The Commission do, however, point to clear policy with these constant drone attacks on civilians and on civilian infrastructure, aimed at terrorizing the population. The objective is clearly to drive out the population, with many indeed unable to endure facing the danger of being killed or maimed whenever they leave their homes.
It is particularly chilling that the Russian military are coordinating these activities with Russian Telegram channels. The Commission report that the drone operators use video feeds transmitted in real time by cameras embedded in the drones, with these focusing and dropping explosives on visibly civilian targets. These videos are then disseminated to Russian Telegram channels, some of them with thousands of subscribers, together with texts effectively telling civilians that they could be next.

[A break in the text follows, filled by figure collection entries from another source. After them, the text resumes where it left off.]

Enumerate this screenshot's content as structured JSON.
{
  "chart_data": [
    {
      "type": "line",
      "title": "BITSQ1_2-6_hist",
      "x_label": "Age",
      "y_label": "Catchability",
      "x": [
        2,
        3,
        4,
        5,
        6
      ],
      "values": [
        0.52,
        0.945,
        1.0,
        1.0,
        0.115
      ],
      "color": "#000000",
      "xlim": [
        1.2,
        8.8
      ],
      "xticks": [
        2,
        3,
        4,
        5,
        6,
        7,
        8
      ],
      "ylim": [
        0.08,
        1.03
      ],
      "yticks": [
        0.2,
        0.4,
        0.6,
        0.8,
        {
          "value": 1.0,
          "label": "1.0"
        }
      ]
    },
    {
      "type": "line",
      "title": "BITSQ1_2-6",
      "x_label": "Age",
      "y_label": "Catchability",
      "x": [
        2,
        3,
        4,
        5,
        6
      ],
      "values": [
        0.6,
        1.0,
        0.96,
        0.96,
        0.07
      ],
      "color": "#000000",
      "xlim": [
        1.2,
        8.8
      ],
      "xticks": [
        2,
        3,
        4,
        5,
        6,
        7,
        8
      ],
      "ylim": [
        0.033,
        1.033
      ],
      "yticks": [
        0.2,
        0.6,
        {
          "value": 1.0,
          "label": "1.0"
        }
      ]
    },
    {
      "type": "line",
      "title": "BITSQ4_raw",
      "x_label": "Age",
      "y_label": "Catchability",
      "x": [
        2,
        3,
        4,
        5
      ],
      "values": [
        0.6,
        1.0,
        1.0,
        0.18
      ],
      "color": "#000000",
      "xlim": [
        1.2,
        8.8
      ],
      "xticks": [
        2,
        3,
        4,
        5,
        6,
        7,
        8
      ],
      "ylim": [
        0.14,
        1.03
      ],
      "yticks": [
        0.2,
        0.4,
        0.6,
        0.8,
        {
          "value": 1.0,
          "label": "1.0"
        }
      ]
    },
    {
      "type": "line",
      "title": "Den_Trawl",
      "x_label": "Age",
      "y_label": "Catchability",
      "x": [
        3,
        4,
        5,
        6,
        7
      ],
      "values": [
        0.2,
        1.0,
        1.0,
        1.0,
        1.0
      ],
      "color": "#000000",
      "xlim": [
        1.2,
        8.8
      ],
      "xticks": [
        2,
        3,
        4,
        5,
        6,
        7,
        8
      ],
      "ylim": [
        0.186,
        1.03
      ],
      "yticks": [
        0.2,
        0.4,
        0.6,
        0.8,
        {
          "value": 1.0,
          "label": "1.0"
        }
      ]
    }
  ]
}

The Commission’s assessment is damning. “The recurrent drone attacks, the widely disseminated videos showing them, and numerous posts explicitly exhorting the population to leave suggest a coordinated state policy, on the part of the Russian authorities, to force the population of Kherson Province to leave the area. The Commission therefore concludes that Russian armed forces may have committed the crime against humanity of forcible transfer of population.”

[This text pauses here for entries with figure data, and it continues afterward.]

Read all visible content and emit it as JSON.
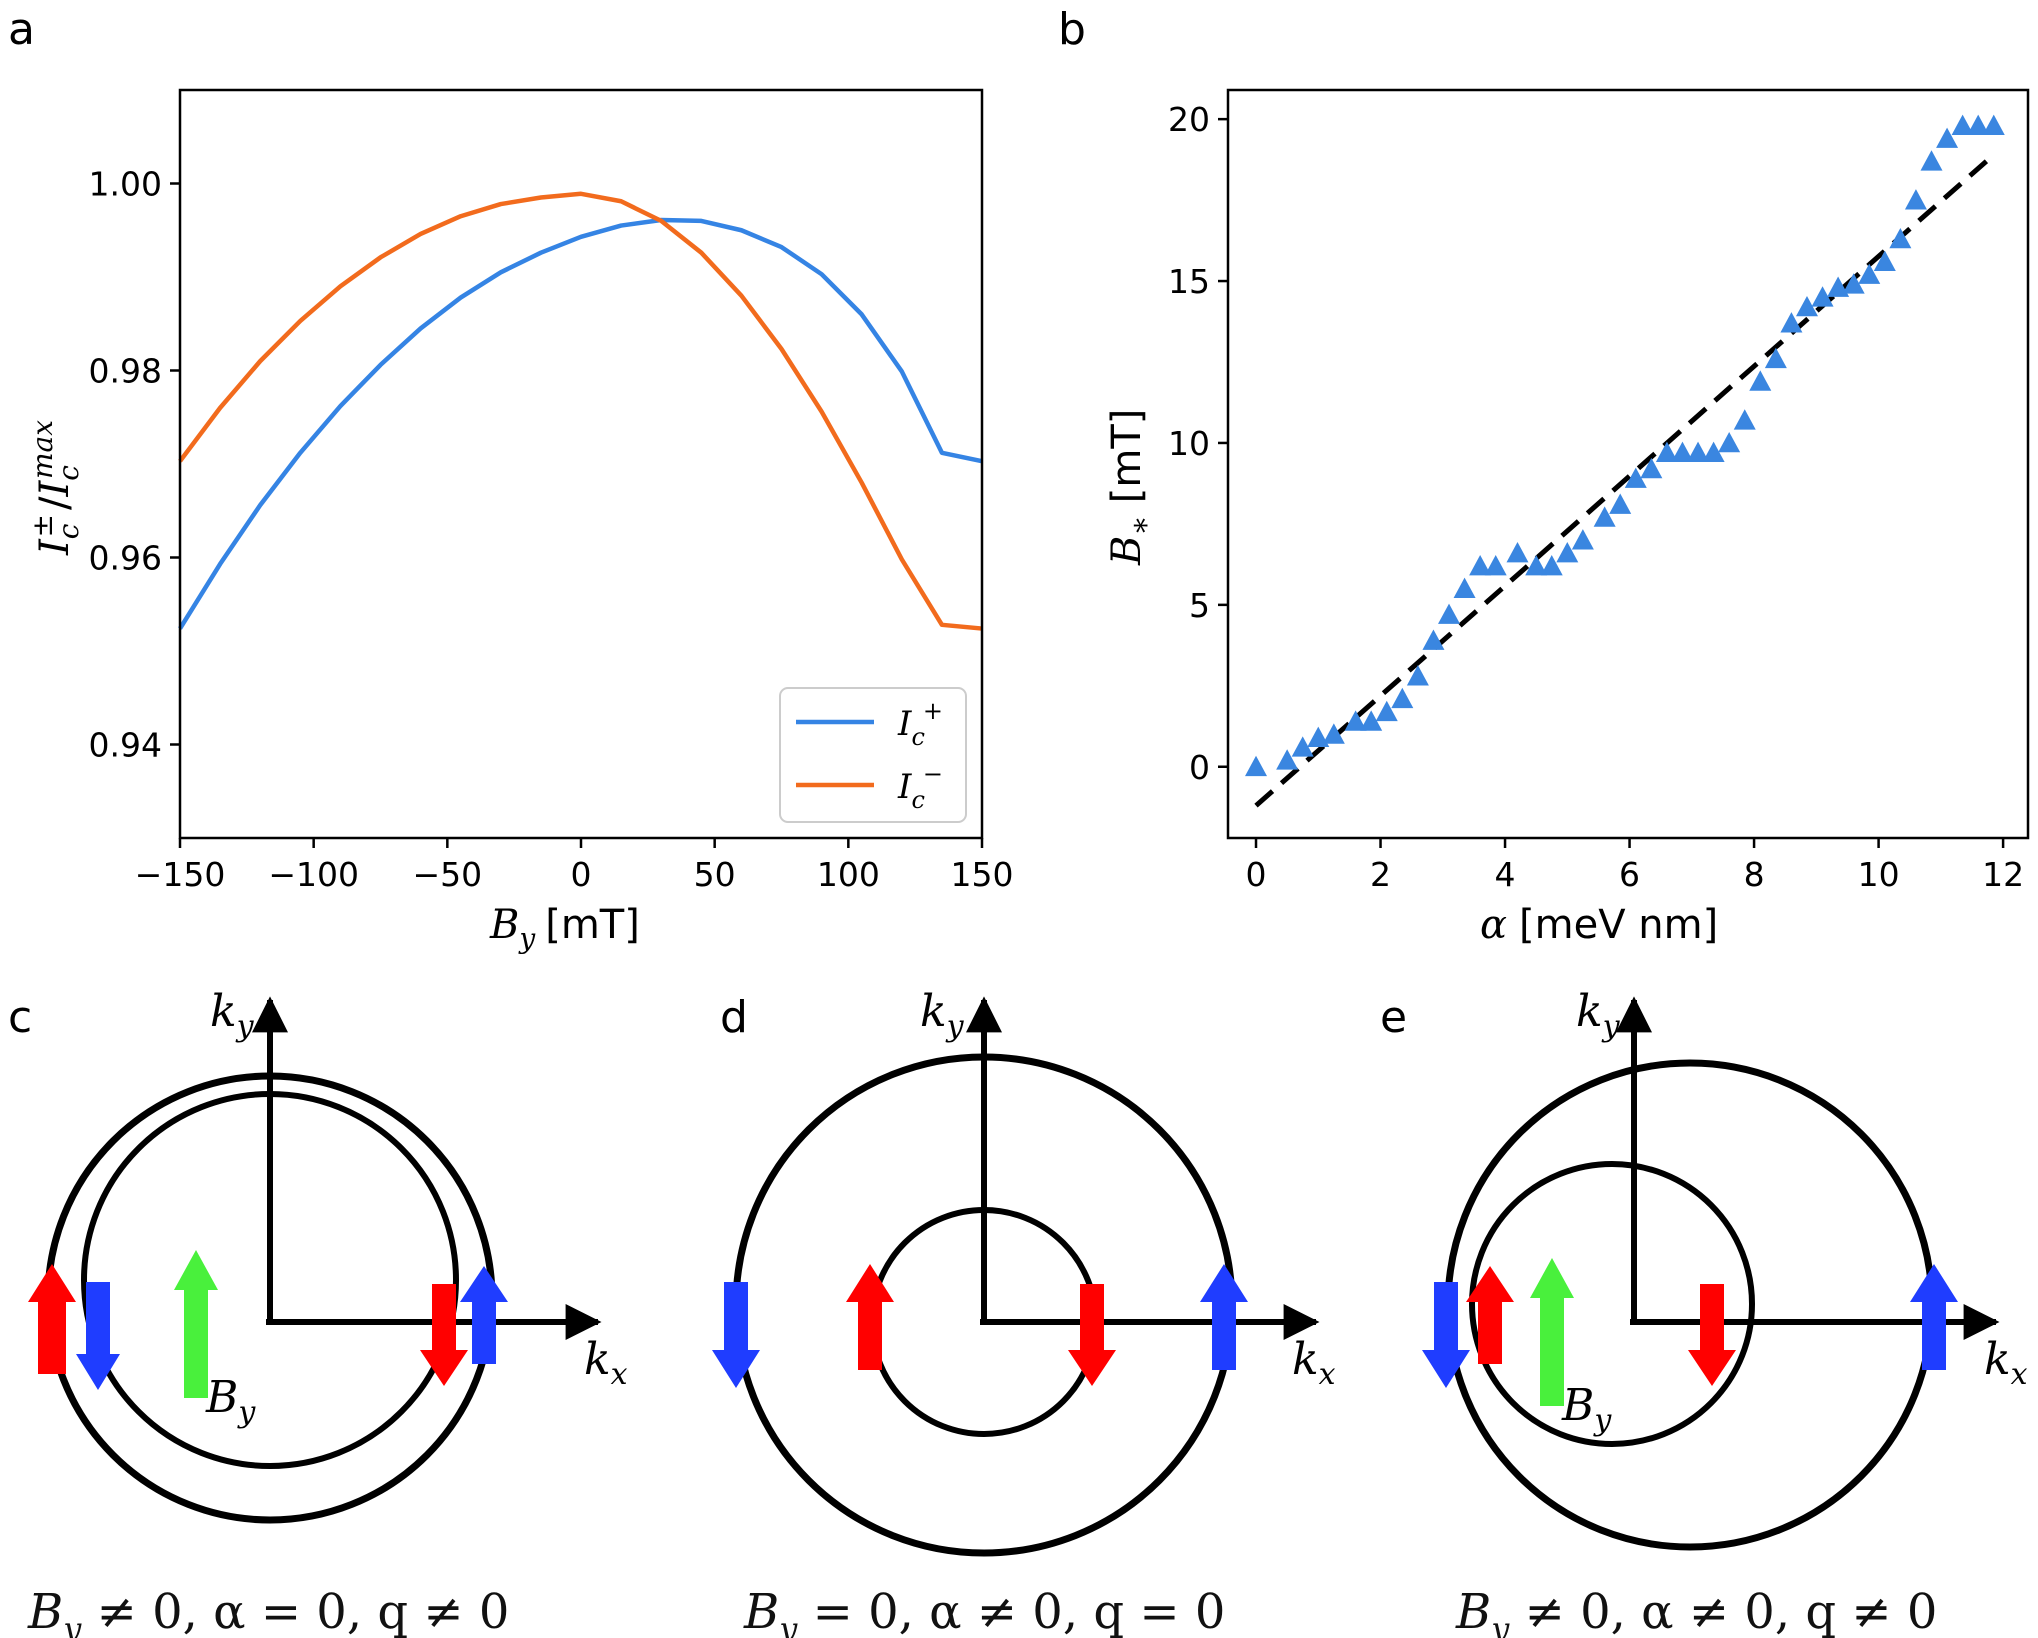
{
  "colors": {
    "blue_line": "#3584e4",
    "orange_line": "#f26b1d",
    "marker": "#3a86e0",
    "red_arrow": "#ff0000",
    "blue_arrow": "#1f3dff",
    "green_arrow": "#49f03c"
  },
  "panels": {
    "a": {
      "label": "a"
    },
    "b": {
      "label": "b"
    },
    "c": {
      "label": "c",
      "kx": "k",
      "kx_sub": "x",
      "ky": "k",
      "ky_sub": "y",
      "by": "B",
      "by_sub": "y",
      "caption": "B_y ≠ 0, α = 0, q ≠ 0"
    },
    "d": {
      "label": "d",
      "kx": "k",
      "kx_sub": "x",
      "ky": "k",
      "ky_sub": "y",
      "caption": "B_y = 0, α ≠ 0, q = 0"
    },
    "e": {
      "label": "e",
      "kx": "k",
      "kx_sub": "x",
      "ky": "k",
      "ky_sub": "y",
      "by": "B",
      "by_sub": "y",
      "caption": "B_y ≠ 0, α ≠ 0, q ≠ 0"
    }
  },
  "chart_data": [
    {
      "panel": "a",
      "type": "line",
      "xlabel": "B_y [mT]",
      "xlabel_main": "B",
      "xlabel_sub": "y",
      "xlabel_unit": "[mT]",
      "ylabel": "I_c^± / I_c^max",
      "xlim": [
        -150,
        150
      ],
      "ylim": [
        0.93,
        1.01
      ],
      "xticks": [
        -150,
        -100,
        -50,
        0,
        50,
        100,
        150
      ],
      "xtick_labels": [
        "−150",
        "−100",
        "−50",
        "0",
        "50",
        "100",
        "150"
      ],
      "yticks": [
        0.94,
        0.96,
        0.98,
        1.0
      ],
      "ytick_labels": [
        "0.94",
        "0.96",
        "0.98",
        "1.00"
      ],
      "x": [
        -150,
        -135,
        -120,
        -105,
        -90,
        -75,
        -60,
        -45,
        -30,
        -15,
        0,
        15,
        30,
        45,
        60,
        75,
        90,
        105,
        120,
        135,
        150
      ],
      "series": [
        {
          "name": "I_c^+",
          "legend_main": "I",
          "legend_sub": "c",
          "legend_sup": "+",
          "values": [
            0.9524,
            0.9593,
            0.9656,
            0.9712,
            0.9762,
            0.9806,
            0.9845,
            0.9878,
            0.9905,
            0.9926,
            0.9943,
            0.9955,
            0.9961,
            0.996,
            0.995,
            0.9932,
            0.9903,
            0.986,
            0.9799,
            0.9712,
            0.9703
          ]
        },
        {
          "name": "I_c^-",
          "legend_main": "I",
          "legend_sub": "c",
          "legend_sup": "−",
          "values": [
            0.9703,
            0.976,
            0.981,
            0.9853,
            0.989,
            0.9921,
            0.9946,
            0.9965,
            0.9978,
            0.9985,
            0.9989,
            0.9981,
            0.996,
            0.9926,
            0.988,
            0.9823,
            0.9756,
            0.968,
            0.9598,
            0.9528,
            0.9524
          ]
        }
      ],
      "legend_position": "lower-right"
    },
    {
      "panel": "b",
      "type": "scatter",
      "xlabel": "α [meV nm]",
      "xlabel_main": "α",
      "xlabel_unit": "[meV nm]",
      "ylabel": "B_* [mT]",
      "ylabel_main": "B",
      "ylabel_sub": "∗",
      "ylabel_unit": "[mT]",
      "xlim": [
        -0.45,
        12.4
      ],
      "ylim": [
        -2.2,
        20.9
      ],
      "xticks": [
        0,
        2,
        4,
        6,
        8,
        10,
        12
      ],
      "xtick_labels": [
        "0",
        "2",
        "4",
        "6",
        "8",
        "10",
        "12"
      ],
      "yticks": [
        0,
        5,
        10,
        15,
        20
      ],
      "ytick_labels": [
        "0",
        "5",
        "10",
        "15",
        "20"
      ],
      "points_x": [
        0.0,
        0.5,
        0.75,
        1.0,
        1.25,
        1.6,
        1.85,
        2.1,
        2.35,
        2.6,
        2.85,
        3.1,
        3.35,
        3.6,
        3.85,
        4.2,
        4.5,
        4.75,
        5.0,
        5.25,
        5.6,
        5.85,
        6.1,
        6.35,
        6.6,
        6.85,
        7.1,
        7.35,
        7.6,
        7.85,
        8.1,
        8.35,
        8.6,
        8.85,
        9.1,
        9.35,
        9.6,
        9.85,
        10.1,
        10.35,
        10.6,
        10.85,
        11.1,
        11.35,
        11.6,
        11.85
      ],
      "points_y": [
        0.0,
        0.2,
        0.6,
        0.9,
        1.0,
        1.4,
        1.4,
        1.7,
        2.1,
        2.8,
        3.9,
        4.7,
        5.5,
        6.2,
        6.2,
        6.6,
        6.2,
        6.2,
        6.6,
        7.0,
        7.7,
        8.1,
        8.9,
        9.2,
        9.7,
        9.7,
        9.7,
        9.7,
        10.0,
        10.7,
        11.9,
        12.6,
        13.7,
        14.2,
        14.5,
        14.8,
        14.9,
        15.2,
        15.6,
        16.3,
        17.5,
        18.7,
        19.4,
        19.8,
        19.8,
        19.8
      ],
      "fit_line": {
        "x": [
          0.0,
          11.85
        ],
        "y": [
          -1.2,
          18.9
        ],
        "style": "dashed"
      }
    }
  ]
}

This is in addition to the egregious targeting of civilians and civilian objects in violation of fundamental principles of international humanitarian law which clearly stipulate that any attacks are only admissible against military objects. The Commission’s is clear that “the evidence collected leaves no doubt that the perpetrators intended to carry out these acts. The Commission therefore concludes that Russian armed forces perpetrated the war crime of intentionally directing attacks against civilians in Kherson Province. It also finds that posting videos of civilians being killed and injured amounts to the war crime of outrages upon personal dignity. “
The fact that these attacks have been continuing for over ten months, against multiple civilian targets and over a large area makes it clear that they are planned and organization, with this requiring the necessary resources to be allocated. “These and other elements led the Commission to conclude that Russian armed forces carried out drone attacks targeting civilians pursuant to an organisational policy and committed murder as a crime against humanity.”
So what next?
All of the Independent Commission’s reports have been hard-hitting, and identified the gravest of crimes that Russia has been committing against Ukraine and Ukrainian citizens, both civilians and prisoners of war. It is to be hoped that, at very least, this latest report on Russian atrocities against civilians will prompt the International Criminal Court to issue arrest warrants against those behind such coordinated state policy. That alone, however, is clearly not enough, and it is vital that all democratic countries understand that the cost of not adequately helping Ukraine to stop Russia now will not be borne by Ukraine alone.